At night, Kelty said, her mother quietly, subversively told her daughters that there was more to life than their father’s views of the world. Somehow – through reading, through her mother’s whispered urging, through personal strength – Kelty knew at a young age that she wanted to resist.

For two years, around ages 12 and 13, she stayed virtually silent in rebellion. At other times, she defied her father – sometimes directly, sometimes in roundabout ways. As he got sicker, he became more aggressive. Conflict and anger drifted constantly through the atmosphere. Finally, one day when Kelty was 16 and her little sister was 13, their father became irate and grabbed them by the necks, pinning them hard against a wall.

“That was the first time I felt that if he didn’t let go I would have stopped breathing,” she said. “I was very freaked out.”

For Kelty, that was the end. She feared her father would kill her or her sister – or that she’d kill him in self-defense. Soon, she and her mother were planning an escape at nights in her room.

“It was very fun at that time,” Kelty said. “Very exciting. I couldn’t sleep because it was so exciting. We were going to leave, finally.”

One early morning in June 2006, she and her mother and sister sneaked out the back door while her father slept in a sleeping bag near the front door. They took few belongings, a little food. A neighbor gave them a ride into Sandpoint, where they entered the women’s shelter.

Kelty knew she wanted to go to school. She was smart and tough and had done a lot of reading, but in many ways society was a mystery to her.

“I didn’t know how to fill a tank of gas, or how to go through a checkout stand at a store,” she said.

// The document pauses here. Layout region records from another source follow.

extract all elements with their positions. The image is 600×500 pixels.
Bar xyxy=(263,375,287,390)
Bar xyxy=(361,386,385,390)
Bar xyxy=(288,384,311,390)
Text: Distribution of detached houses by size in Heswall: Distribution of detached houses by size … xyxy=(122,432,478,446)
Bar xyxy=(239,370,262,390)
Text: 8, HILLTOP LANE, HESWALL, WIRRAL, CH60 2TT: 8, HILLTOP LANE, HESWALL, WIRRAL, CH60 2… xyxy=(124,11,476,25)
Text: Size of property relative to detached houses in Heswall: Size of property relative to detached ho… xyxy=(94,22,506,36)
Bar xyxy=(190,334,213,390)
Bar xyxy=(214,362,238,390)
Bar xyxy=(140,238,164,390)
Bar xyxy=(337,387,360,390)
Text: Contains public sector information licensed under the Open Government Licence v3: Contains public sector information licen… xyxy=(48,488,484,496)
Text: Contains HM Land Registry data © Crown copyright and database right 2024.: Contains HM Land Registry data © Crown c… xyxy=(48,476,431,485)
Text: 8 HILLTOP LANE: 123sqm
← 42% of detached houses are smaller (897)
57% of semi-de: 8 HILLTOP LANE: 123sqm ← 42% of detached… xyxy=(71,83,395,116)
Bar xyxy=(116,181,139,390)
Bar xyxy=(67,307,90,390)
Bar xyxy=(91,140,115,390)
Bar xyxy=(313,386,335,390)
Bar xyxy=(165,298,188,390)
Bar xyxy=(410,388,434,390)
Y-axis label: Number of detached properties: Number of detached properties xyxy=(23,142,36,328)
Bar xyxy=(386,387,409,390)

By January 2007, Kelty had enrolled in North Idaho College courses offered in Sandpoint, under a dual enrollment program that allowed high school students to earn college credit. In her first semester – suffering “culture shock” but loving it – she earned almost straight As. By that November, she had her GED and was working toward a bachelor’s degree.

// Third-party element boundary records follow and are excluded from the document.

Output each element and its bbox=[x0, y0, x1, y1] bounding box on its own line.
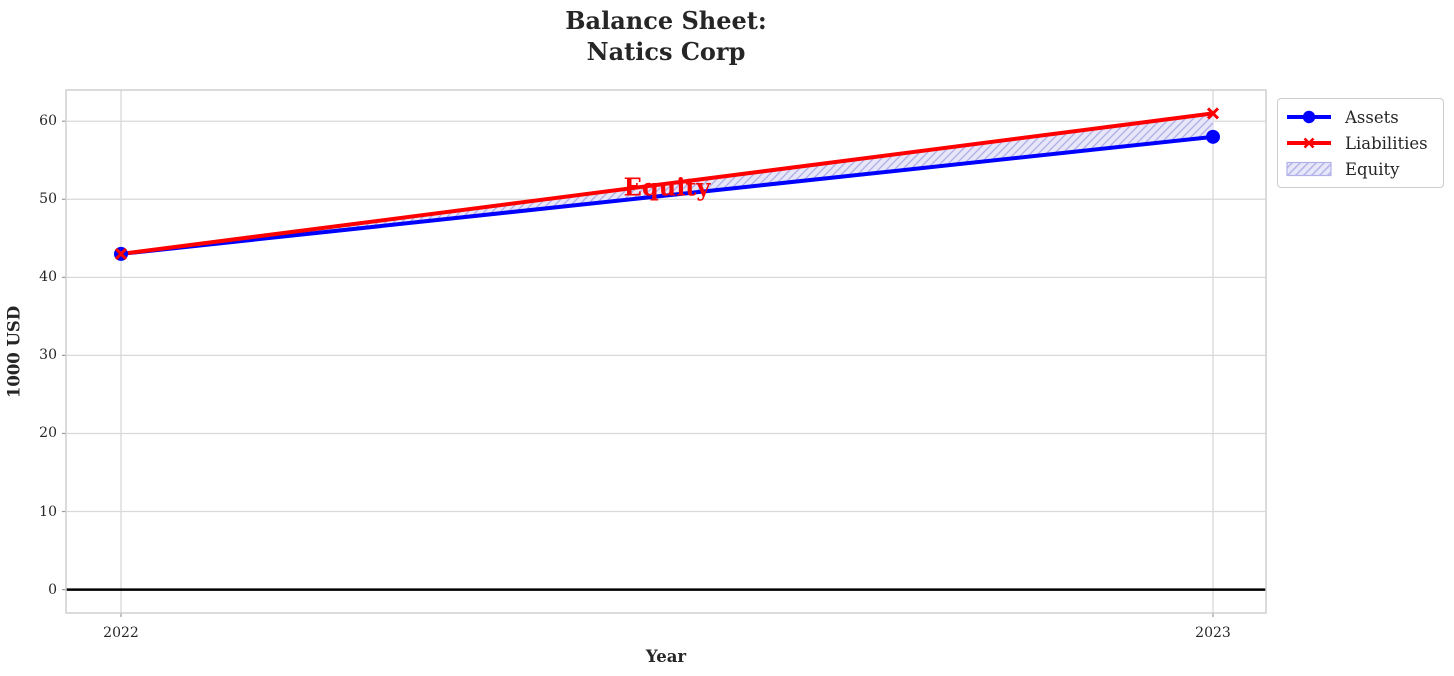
y-tick-label: 50 bbox=[39, 191, 57, 208]
legend: Assets Liabilities Equity bbox=[1277, 98, 1444, 188]
y-tick-label: 20 bbox=[39, 425, 57, 442]
legend-item-assets: Assets bbox=[1286, 104, 1434, 130]
legend-label-assets: Assets bbox=[1345, 107, 1399, 127]
legend-item-equity: Equity bbox=[1286, 156, 1434, 182]
liabilities-line-marker-icon bbox=[1287, 137, 1331, 149]
x-axis-label: Year bbox=[645, 647, 687, 666]
x-tick-label: 2022 bbox=[103, 625, 139, 641]
y-tick-label: 40 bbox=[39, 269, 57, 286]
legend-label-liabilities: Liabilities bbox=[1345, 133, 1428, 153]
y-tick-label: 60 bbox=[39, 113, 57, 130]
legend-item-liabilities: Liabilities bbox=[1286, 130, 1434, 156]
y-tick-label: 10 bbox=[39, 503, 57, 520]
y-tick-label: 30 bbox=[39, 347, 57, 364]
equity-hatch-patch-icon bbox=[1286, 161, 1332, 177]
chart-title: Balance Sheet: Natics Corp bbox=[565, 6, 767, 66]
legend-label-equity: Equity bbox=[1345, 159, 1400, 179]
assets-line-marker-icon bbox=[1287, 110, 1331, 124]
y-tick-label: 0 bbox=[48, 581, 57, 598]
equity-annotation: Equity bbox=[623, 172, 711, 202]
x-tick-label: 2023 bbox=[1195, 625, 1231, 641]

Her father’s health deteriorated, and he wound up in an assisted-living center. He never came after them, though Kelty says her mother lived in fear of that for years. They worked odd jobs, found a place to live, moved forward.

When she turned 18, she moved to Coeur d’Alene on her own. In December 2010, she finished her bachelor’s degree in psychology and began working on a master’s. She plans to earn a Ph.D. and is interested in researching psychopathy and musicology.

“I want to research the scariest thing I can think of and the most beautiful thing,” she said.

Which is an amazing way to look at things. And is but one of the amazing things about Kelty Walker. She’s smart and funny and diverse – her hobbies include karate and working under the hood of her VW – and she has a straight, tough take on her dire childhood. When she talks about it, she chuckles at the bleakest moments.

“If I didn’t find humor in all of this, I wouldn’t be able to revisit it,” she said.

She’s done things that a lot of others might have never done. And yet she gives a lot of credit to the Sandpoint women’s shelter – now closed – and to an array of social services, public education programs and professors for helping her along the way.

Her mom and sister live in Sandpoint. Since Kelty fled her father’s home, she’s seen him just once. He now lives in a Sandpoint nursing home, and she went to see him a few months ago. She is unsentimental about the visit – “I was just curious,” she said.

“It was a very surreal and grotesque experience,” she said. “The last time I’d seen him, he was domineering and violent. … I went in and he’s all hunched up and skeletonlike. He can’t see and he can’t move (very much), because he’s on anti-psychotics.”

The drugs control his tremors but also limit his motion, she said. He was ingratiating and tried to be affectionate.

“He said he’d been wanting to see me for a long time and couldn’t understand why I didn’t want to see him.”

She told him about her plans to earn a doctorate.

“Then he started the Aryanism spout,” she said. “Then I left.”